Every year I watch wide-eyed and big-hearted students move into our freshman dorms. They come with dreams of preparing for careers that will have significant and positive effects on themselves, their families and countless others. We equip them with the tools and skills that will allow them to do that. We may even point out the difficulties that they will inevitably encounter -- endless paperwork, unreasonable administrators or boards, office politics, inadequate budgets and the other obstacles that we commonly experience in our work. What we don't do is equip them with the skills that they will need to effectively deal with the stress that these obstacles create. We leave that to them to learn. Some may learn but others will not. They will simply go on living with health-debilitating stress and anxiety or the effects of self-medication through overeating or chemical abuse.
I remember a student describing all of the factors that lead to "burnout" and all of its symptoms which he learned about in class. When I asked him what he learned about preventing "burnout," he stared at me for a long time before he replied, "Nothing."

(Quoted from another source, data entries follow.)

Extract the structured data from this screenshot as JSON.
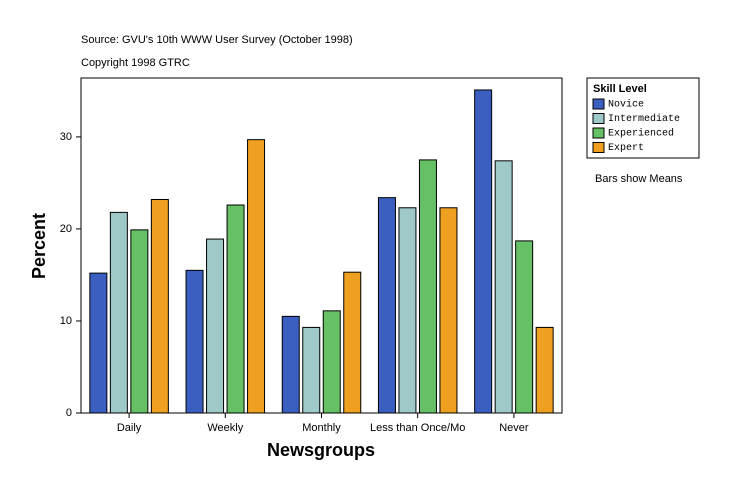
{
  "chart_data": {
    "type": "bar",
    "title": "Source: GVU's 10th WWW User Survey (October 1998)",
    "subtitle": "Copyright 1998 GTRC",
    "x_label": "Newsgroups",
    "y_label": "Percent",
    "note": "Bars show Means",
    "legend_title": "Skill Level",
    "categories": [
      "Daily",
      "Weekly",
      "Monthly",
      "Less than Once/Mo",
      "Never"
    ],
    "series": [
      {
        "name": "Novice",
        "color": "#3a5fc0",
        "values": [
          15.2,
          15.5,
          10.5,
          23.4,
          35.1
        ]
      },
      {
        "name": "Intermediate",
        "color": "#9fc8c8",
        "values": [
          21.8,
          18.9,
          9.3,
          22.3,
          27.4
        ]
      },
      {
        "name": "Experienced",
        "color": "#66c066",
        "values": [
          19.9,
          22.6,
          11.1,
          27.5,
          18.7
        ]
      },
      {
        "name": "Expert",
        "color": "#f0a020",
        "values": [
          23.2,
          29.7,
          15.3,
          22.3,
          9.3
        ]
      }
    ],
    "ylim": [
      0,
      36.4
    ],
    "yticks": [
      0,
      10,
      20,
      30
    ]
  }
}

Self-care should not be an extra skill that students (or employees) are taught if they seek it out at our counseling centers. It should be part of all that we teach. What student planning a career in business or law or social work or any other field does not need to learn the skills necessary to deal with the many stresses that she or he will face? Our future teachers, nurses, therapists, researchers, entrepreneurs and soldiers deserve to be equipped with all the skills that they will need to avoid burnout and bitterness, and to live effective and healthy lives.
ANTHONY SILVESTRE
Highland Park
The writer is a professor in the University of Pittsburgh Graduate School of Public Health.